Multi-Cluster Governance and the Problem of Sovereignty

Multiple clusters create political boundaries: ownership, identity, policy, and observability become governance problems, not tooling problems.

Text

Authored as doctrine; evaluated as systems craft.

Doctrine

Multi-cluster is rarely adopted for beauty. It is adopted for failure domains, tenancy boundaries, latency, regulatory constraints, and organizational reality. Each reason implies a governance model.

Kubblai doctrine: do not create sovereign clusters without defining who can change them, how policy is enforced, and how incidents are coordinated.

  • Define the unit of governance: cluster, namespace, or workload class.
  • Standardize identity and audit across the fleet.
  • Make policy distribution observable and reversible.

The first question: why multiple clusters?

If the reason is ‘scale,’ define which dimension: API QPS, etcd limits, node count, or human coordination.
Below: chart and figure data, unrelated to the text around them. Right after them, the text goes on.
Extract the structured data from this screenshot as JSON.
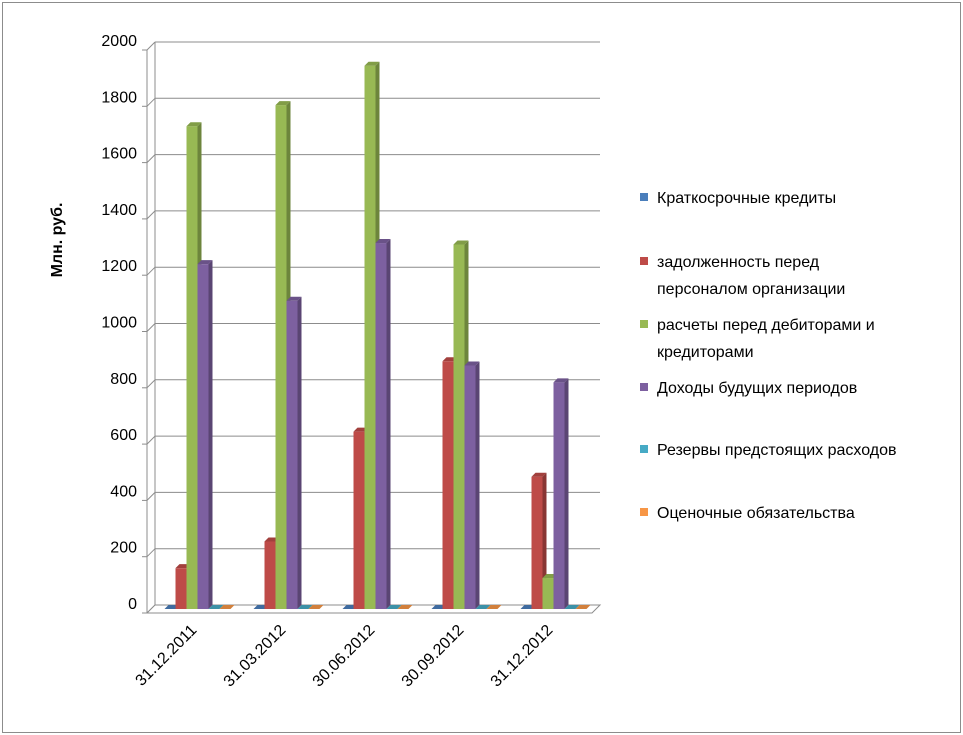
{
  "chart_data": {
    "type": "bar",
    "style": "3d-clustered-column",
    "ylabel": "Млн. руб.",
    "xlabel": "",
    "ylim": [
      0,
      2000
    ],
    "yticks": [
      0,
      200,
      400,
      600,
      800,
      1000,
      1200,
      1400,
      1600,
      1800,
      2000
    ],
    "grid": true,
    "legend_position": "right",
    "categories": [
      "31.12.2011",
      "31.03.2012",
      "30.06.2012",
      "30.09.2012",
      "31.12.2012"
    ],
    "series": [
      {
        "name": "Краткосрочные кредиты",
        "values": [
          0,
          0,
          0,
          0,
          0
        ],
        "color": "#4a7ebb"
      },
      {
        "name": "задолженность перед персоналом организации",
        "legend_lines": [
          "задолженность перед",
          "персоналом организации"
        ],
        "values": [
          145,
          240,
          630,
          880,
          470
        ],
        "color": "#be4b48"
      },
      {
        "name": "расчеты перед дебиторами и кредиторами",
        "legend_lines": [
          "расчеты перед дебиторами и",
          "кредиторами"
        ],
        "values": [
          1715,
          1790,
          1930,
          1295,
          110
        ],
        "color": "#98b954"
      },
      {
        "name": "Доходы будущих периодов",
        "values": [
          1225,
          1095,
          1300,
          865,
          805
        ],
        "color": "#7d60a0"
      },
      {
        "name": "Резервы предстоящих расходов",
        "values": [
          0,
          0,
          0,
          0,
          0
        ],
        "color": "#46aac5"
      },
      {
        "name": "Оценочные обязательства",
        "values": [
          0,
          0,
          0,
          0,
          0
        ],
        "color": "#f79646"
      }
    ]
  }
}
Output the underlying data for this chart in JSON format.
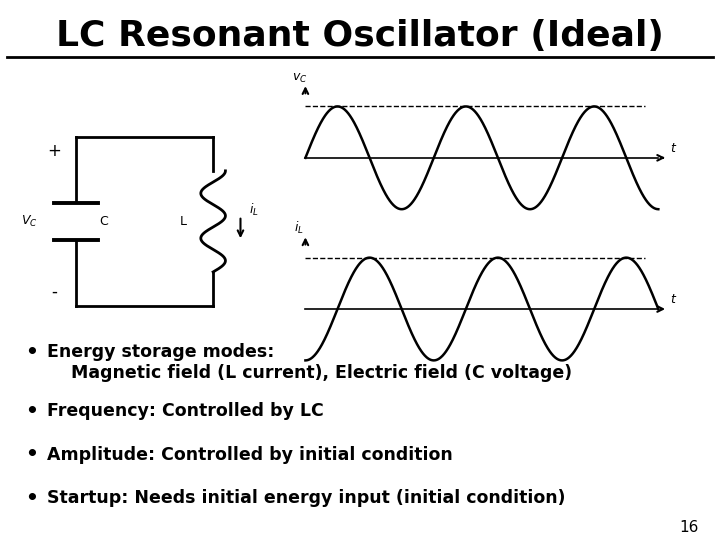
{
  "title": "LC Resonant Oscillator (Ideal)",
  "title_fontsize": 26,
  "title_fontweight": "bold",
  "bg_color": "#ffffff",
  "bullet_points": [
    "Energy storage modes:\n    Magnetic field (L current), Electric field (C voltage)",
    "Frequency: Controlled by LC",
    "Amplitude: Controlled by initial condition",
    "Startup: Needs initial energy input (initial condition)"
  ],
  "bullet_fontsize": 12.5,
  "page_number": "16"
}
If the reason is ‘isolation,’ define the threat model and the expected blast radius.

Without a crisp reason, you build a fleet that is expensive and fragile.

  • Scale driver: API server and etcd capacity; controller churn.
  • Isolation driver: tenant boundaries, policy variance, compliance zones.
  • Latency driver: regional service-to-service latency and data locality.
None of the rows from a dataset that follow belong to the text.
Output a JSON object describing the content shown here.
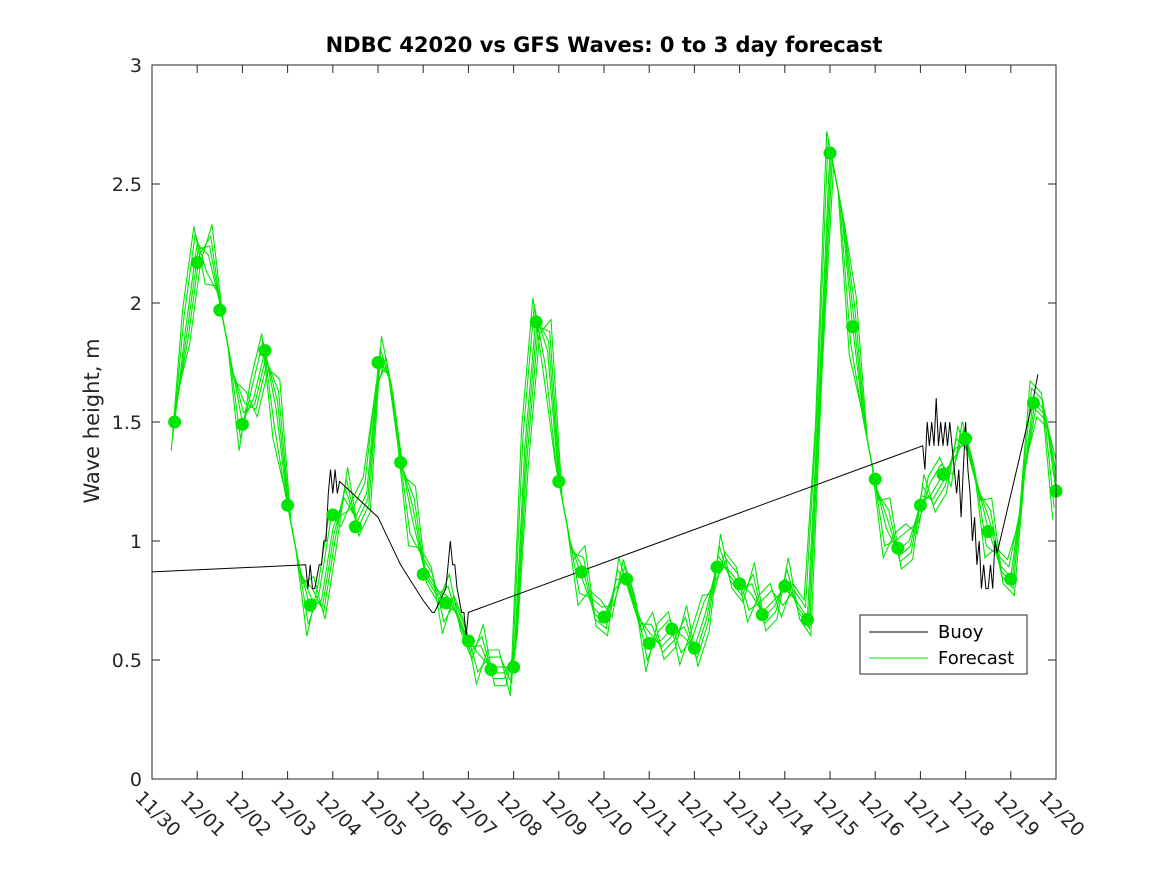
{
  "chart_data": {
    "type": "line",
    "title": "NDBC 42020 vs GFS Waves: 0 to 3 day forecast",
    "xlabel": "",
    "ylabel": "Wave height, m",
    "xlim": [
      0,
      20
    ],
    "ylim": [
      0,
      3
    ],
    "yticks": [
      0,
      0.5,
      1,
      1.5,
      2,
      2.5,
      3
    ],
    "ytick_labels": [
      "0",
      "0.5",
      "1",
      "1.5",
      "2",
      "2.5",
      "3"
    ],
    "xtick_labels": [
      "11/30",
      "12/01",
      "12/02",
      "12/03",
      "12/04",
      "12/05",
      "12/06",
      "12/07",
      "12/08",
      "12/09",
      "12/10",
      "12/11",
      "12/12",
      "12/13",
      "12/14",
      "12/15",
      "12/16",
      "12/17",
      "12/18",
      "12/19",
      "12/20"
    ],
    "grid": false,
    "legend": {
      "location": "lower-right",
      "entries": [
        {
          "label": "Buoy",
          "color": "#000000"
        },
        {
          "label": "Forecast",
          "color": "#00e600"
        }
      ]
    },
    "series": [
      {
        "name": "Buoy",
        "color": "#000000",
        "x": [
          0,
          3.4,
          3.45,
          3.5,
          3.55,
          3.6,
          3.65,
          3.7,
          3.75,
          3.8,
          3.85,
          3.9,
          3.95,
          4.0,
          4.05,
          4.1,
          4.15,
          5.0,
          5.5,
          6.0,
          6.2,
          6.25,
          6.5,
          6.55,
          6.6,
          6.65,
          6.7,
          6.75,
          6.8,
          6.85,
          6.9,
          6.95,
          7.0,
          17.05,
          17.1,
          17.15,
          17.2,
          17.25,
          17.3,
          17.35,
          17.4,
          17.45,
          17.5,
          17.55,
          17.6,
          17.65,
          17.7,
          17.75,
          17.8,
          17.85,
          17.9,
          17.95,
          18.0,
          18.05,
          18.1,
          18.15,
          18.2,
          18.25,
          18.3,
          18.35,
          18.4,
          18.45,
          18.5,
          18.55,
          18.6,
          18.65,
          18.7,
          19.5,
          19.6
        ],
        "y": [
          0.87,
          0.9,
          0.8,
          0.9,
          0.8,
          0.8,
          0.85,
          0.9,
          0.9,
          1.0,
          1.0,
          1.2,
          1.3,
          1.2,
          1.3,
          1.2,
          1.25,
          1.1,
          0.9,
          0.75,
          0.7,
          0.7,
          0.8,
          0.9,
          1.0,
          0.9,
          0.9,
          0.8,
          0.75,
          0.7,
          0.7,
          0.6,
          0.7,
          1.4,
          1.3,
          1.5,
          1.4,
          1.5,
          1.4,
          1.6,
          1.4,
          1.5,
          1.4,
          1.5,
          1.4,
          1.5,
          1.4,
          1.3,
          1.2,
          1.3,
          1.1,
          1.3,
          1.5,
          1.3,
          1.2,
          1.0,
          1.1,
          0.9,
          1.0,
          0.8,
          0.9,
          0.8,
          0.8,
          0.9,
          0.8,
          1.0,
          0.95,
          1.6,
          1.7
        ]
      },
      {
        "name": "Forecast",
        "color": "#00e600",
        "x": [
          0.5,
          0.75,
          1.0,
          1.25,
          1.5,
          1.75,
          2.0,
          2.25,
          2.5,
          2.75,
          3.0,
          3.25,
          3.5,
          3.75,
          4.0,
          4.25,
          4.5,
          4.75,
          5.0,
          5.25,
          5.5,
          5.75,
          6.0,
          6.25,
          6.5,
          6.75,
          7.0,
          7.25,
          7.5,
          7.75,
          8.0,
          8.25,
          8.5,
          8.75,
          9.0,
          9.25,
          9.5,
          9.75,
          10.0,
          10.25,
          10.5,
          10.75,
          11.0,
          11.25,
          11.5,
          11.75,
          12.0,
          12.25,
          12.5,
          12.75,
          13.0,
          13.25,
          13.5,
          13.75,
          14.0,
          14.25,
          14.5,
          14.75,
          15.0,
          15.25,
          15.5,
          15.75,
          16.0,
          16.25,
          16.5,
          16.75,
          17.0,
          17.25,
          17.5,
          17.75,
          18.0,
          18.25,
          18.5,
          18.75,
          19.0,
          19.25,
          19.5,
          19.75,
          20.0
        ],
        "y": [
          1.5,
          1.9,
          2.25,
          2.2,
          2.0,
          1.75,
          1.5,
          1.6,
          1.8,
          1.55,
          1.15,
          0.9,
          0.72,
          0.75,
          1.05,
          1.18,
          1.1,
          1.2,
          1.73,
          1.7,
          1.35,
          1.1,
          0.9,
          0.82,
          0.73,
          0.7,
          0.58,
          0.52,
          0.47,
          0.47,
          0.47,
          1.4,
          1.95,
          1.8,
          1.25,
          1.0,
          0.85,
          0.72,
          0.68,
          0.8,
          0.85,
          0.7,
          0.57,
          0.58,
          0.63,
          0.6,
          0.55,
          0.7,
          0.9,
          0.88,
          0.82,
          0.78,
          0.7,
          0.75,
          0.8,
          0.75,
          0.68,
          1.6,
          2.65,
          2.4,
          1.9,
          1.5,
          1.25,
          1.05,
          0.96,
          1.0,
          1.15,
          1.2,
          1.28,
          1.35,
          1.43,
          1.25,
          1.05,
          0.9,
          0.85,
          1.2,
          1.6,
          1.55,
          1.21
        ]
      }
    ],
    "markers": {
      "name": "Forecast analysis points",
      "color": "#00e600",
      "x": [
        0.5,
        1.0,
        1.5,
        2.0,
        2.5,
        3.0,
        3.5,
        4.0,
        4.5,
        5.0,
        5.5,
        6.0,
        6.5,
        7.0,
        7.5,
        8.0,
        8.5,
        9.0,
        9.5,
        10.0,
        10.5,
        11.0,
        11.5,
        12.0,
        12.5,
        13.0,
        13.5,
        14.0,
        14.5,
        15.0,
        15.5,
        16.0,
        16.5,
        17.0,
        17.5,
        18.0,
        18.5,
        19.0,
        19.5,
        20.0
      ],
      "y": [
        1.5,
        2.17,
        1.97,
        1.49,
        1.8,
        1.15,
        0.73,
        1.11,
        1.06,
        1.75,
        1.33,
        0.86,
        0.74,
        0.58,
        0.46,
        0.47,
        1.92,
        1.25,
        0.87,
        0.68,
        0.84,
        0.57,
        0.63,
        0.55,
        0.89,
        0.82,
        0.69,
        0.81,
        0.67,
        2.63,
        1.9,
        1.26,
        0.97,
        1.15,
        1.28,
        1.43,
        1.04,
        0.84,
        1.58,
        1.21
      ]
    }
  }
}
Fleet policy: one doctrine, many jurisdictions

A fleet needs baselines: RBAC patterns, PSA posture, network policy stance, and admission standards. But it also needs sanctioned variance: per-cluster exceptions for regulated or legacy workloads.

Central policy must not become a single point of outage.
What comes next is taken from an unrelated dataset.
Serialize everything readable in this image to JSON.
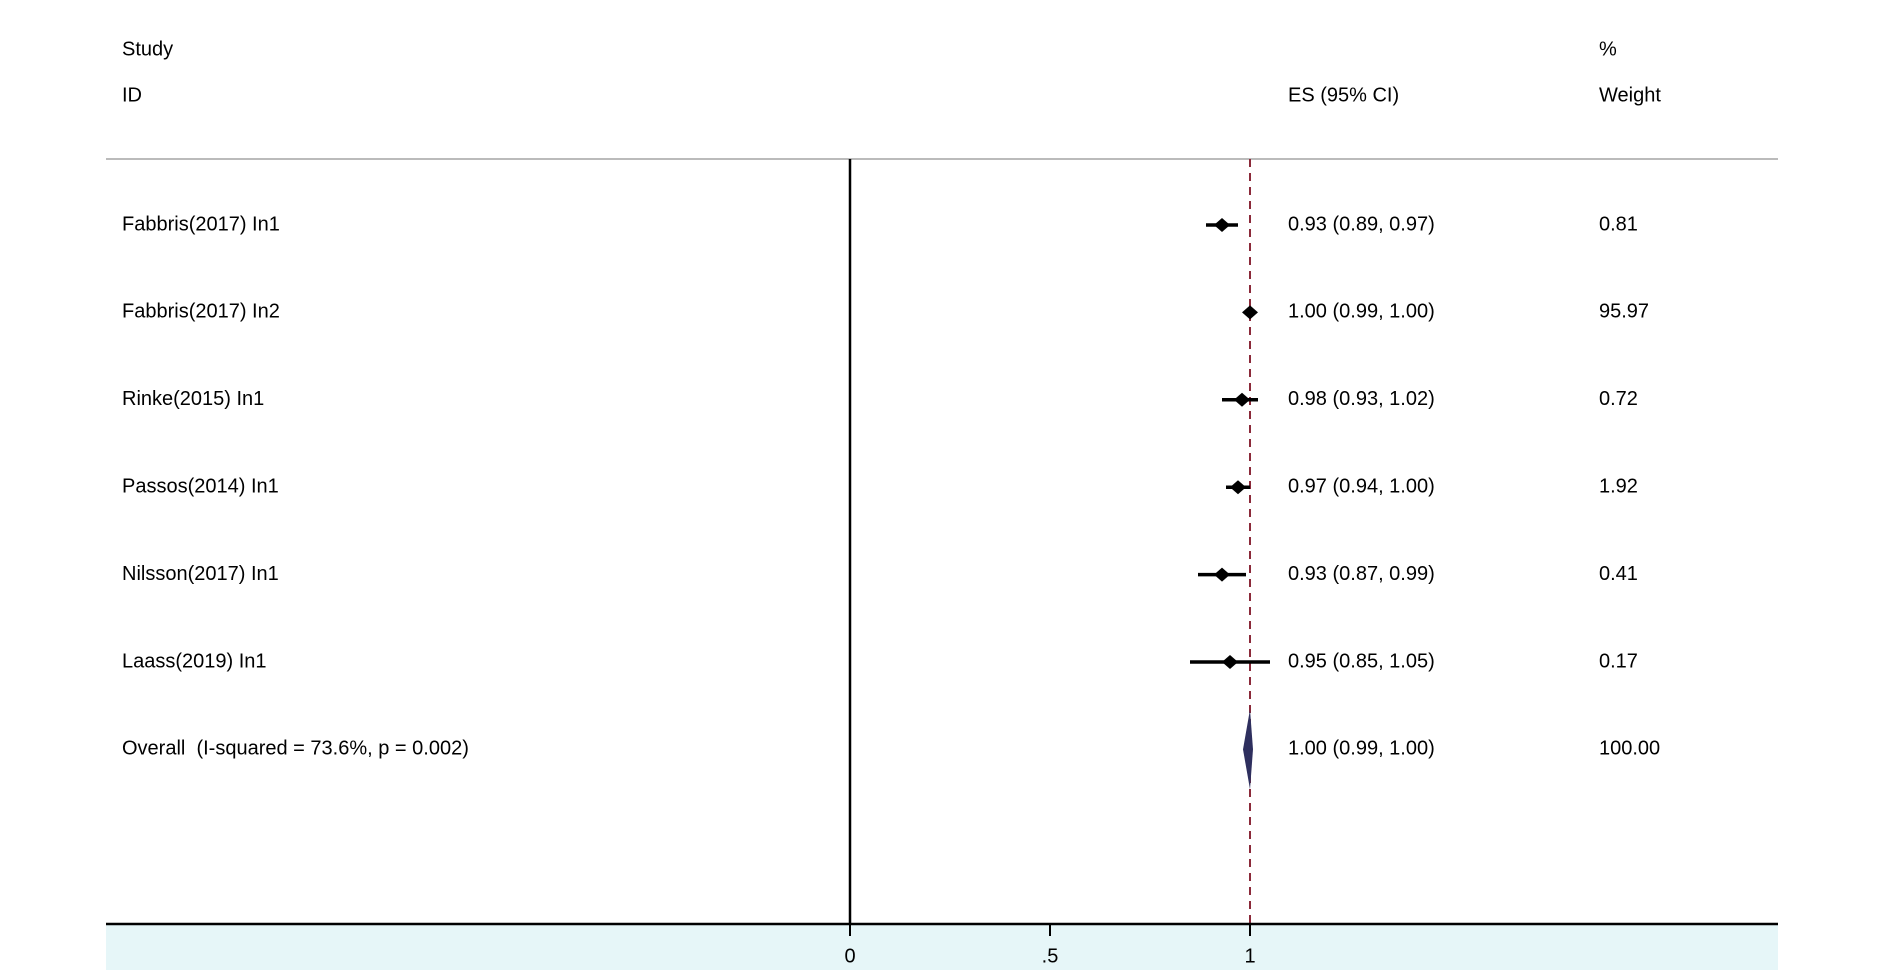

  • Avoid coupling policy enforcement to a central webhook that can fail the fleet.
  • Prefer policy that degrades safely: audit/warn, then enforce with staged rollout.
  • Track exceptions as objects with owners and expirations.

Identity and trust boundaries

Multi-cluster multiplies identity questions: workload identity, human access, and service-to-service authentication. If identity is inconsistent, audit is meaningless and incident response becomes guesswork.

The Order treats identity as a fleet-wide contract.

  • Standardize service account patterns and least privilege expectations.
  • Centralize audit log retention and correlation across clusters.
  • Maintain a break-glass process that is fleet-aware and reviewed.

Observability across the fleet

A fleet without unified observability is a fleet that cannot be governed. At minimum: consistent labels, cluster identifiers, and correlation between deploy events and telemetry.

The fleet must answer: which cluster is failing, which version, which policy baseline, which incident runbook.

  • Normalize cluster labels and tenant identifiers in metrics/logs.
  • Correlate deploy events, policy changes, and incidents.
  • Treat signal routing as critical infrastructure with SLOs.